Darüber hinaus werde Corona zum Stresstest für die Sicherheitsstrukturen weltweit. Nicht nur die Weltwirtschaft werde beschädigt, das Virus verschärfe auch bestehende Konflikte und bedrohe das geopolitische Kräfteverhältnis. „Autoritäre Staaten versuchen, im Schatten der Corona-Krise ihre Einflusssphären auszubauen“, lautete Kahls aktuelle Situationsbeschreibung.

Auch innerhalb der Bundeswehr fällt der Extremismus immer deutlicher auf. Vor einem Jahr berichtete Christof Gramm, Chef des Militärischen Abschirmdienstes, von rund 500 Verdachtsfällen. Inzwischen seien es über 600. „Wir schauen genauer hin“, erklärte Gramm. Er bezifferte die Zahl der inzwischen erwiesenen Extremisten auf 14. Hinzu kämen 38 Personen mit „fehlender Verfassungstreue“, die oft eine Vorstufe zum Extremismus darstelle. Überdurchschnittlich hoch sei der Anteil der Rechtsextremisten im Kommando Spezialkräfte. Schritt für Schritt gelinge es dem MAD, hier Licht hineinzubringen. Es herrsche ein sehr hoher Korpsgeist, und es gebe auch einige Figuren, die für eine Mauer des Schweigens sorgten. Insgesamt habe der MAD 30 Verdachtsfälle in der Bearbeitung, aktuell noch 20. Gramm räumte ein, dass Informationen über bevorstehende Recherchen aus dem MAD heraus an KSK-Angehörige weitergegeben worden seien. Dies sei „nicht in Ordnung“ gewesen, die betroffene Person habe den MAD inzwischen verlassen. Aufhorchen ließ sein Hinweis, dass bei der Überprüfung der Reservisten zwischen Verfassungsschutz und Militärischer Abwehr „weit über tausend Fälle erörtert“ und als Konsequenz über 800 Reservisten aus der Planung herausgenommen worden seien. Der Vorsitzende des Reservistenverbandes, Patrick Sensburg, mahnte eine bessere Kommunikation an. Der Verband wünsche sich, „dass uns die Extremisten mitgeteilt werden, damit auch wir sie aus unserem Verband ausschließen können“, sagte Sensburg unserer Redaktion. „Oft erfahren wir nicht einmal, dass gegenüber einem Reservisten die Uniformtrageerlaubnis entzogen worden ist“, kritisierte Sensburg.
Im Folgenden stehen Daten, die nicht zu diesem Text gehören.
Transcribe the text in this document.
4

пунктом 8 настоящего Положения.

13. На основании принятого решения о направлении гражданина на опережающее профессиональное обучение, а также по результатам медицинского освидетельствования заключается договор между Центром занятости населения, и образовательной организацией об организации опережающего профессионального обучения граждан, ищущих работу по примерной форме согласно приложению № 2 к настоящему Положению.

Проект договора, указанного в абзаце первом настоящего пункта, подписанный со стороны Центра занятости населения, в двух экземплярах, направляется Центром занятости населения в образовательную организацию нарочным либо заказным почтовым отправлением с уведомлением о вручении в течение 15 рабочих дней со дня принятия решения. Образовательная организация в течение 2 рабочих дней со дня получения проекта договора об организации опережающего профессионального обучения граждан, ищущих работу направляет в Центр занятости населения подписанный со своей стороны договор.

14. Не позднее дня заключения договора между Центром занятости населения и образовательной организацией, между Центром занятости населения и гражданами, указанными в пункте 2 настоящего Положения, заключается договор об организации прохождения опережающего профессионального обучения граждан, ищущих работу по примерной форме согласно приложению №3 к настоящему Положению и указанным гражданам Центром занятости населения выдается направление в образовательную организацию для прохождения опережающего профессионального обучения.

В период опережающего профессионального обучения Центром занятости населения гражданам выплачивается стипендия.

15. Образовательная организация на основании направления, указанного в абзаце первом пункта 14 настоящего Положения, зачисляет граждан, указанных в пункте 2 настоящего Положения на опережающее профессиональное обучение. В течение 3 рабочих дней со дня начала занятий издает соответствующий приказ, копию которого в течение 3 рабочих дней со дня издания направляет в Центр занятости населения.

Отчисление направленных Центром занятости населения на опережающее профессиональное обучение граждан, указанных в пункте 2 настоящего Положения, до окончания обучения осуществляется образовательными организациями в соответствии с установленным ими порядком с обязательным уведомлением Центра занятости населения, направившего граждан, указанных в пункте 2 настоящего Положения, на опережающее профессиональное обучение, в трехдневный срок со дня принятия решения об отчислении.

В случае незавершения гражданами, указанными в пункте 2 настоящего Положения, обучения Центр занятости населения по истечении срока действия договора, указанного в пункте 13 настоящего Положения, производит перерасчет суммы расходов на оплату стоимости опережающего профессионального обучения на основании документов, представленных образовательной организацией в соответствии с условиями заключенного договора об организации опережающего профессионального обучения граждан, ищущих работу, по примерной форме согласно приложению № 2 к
Noch in dieser Woche will Verteidigungsministerin Annegret Kramp-Karrenbauer erläutern, wie es mit dem KSK und seinen Strukturen weitergehen soll. Für den Sommer kündigte Haldenwang eine Übersicht über die Verbreitung von rechtsextremistischen Personen innerhalb des Öffentlichen Dienstes an.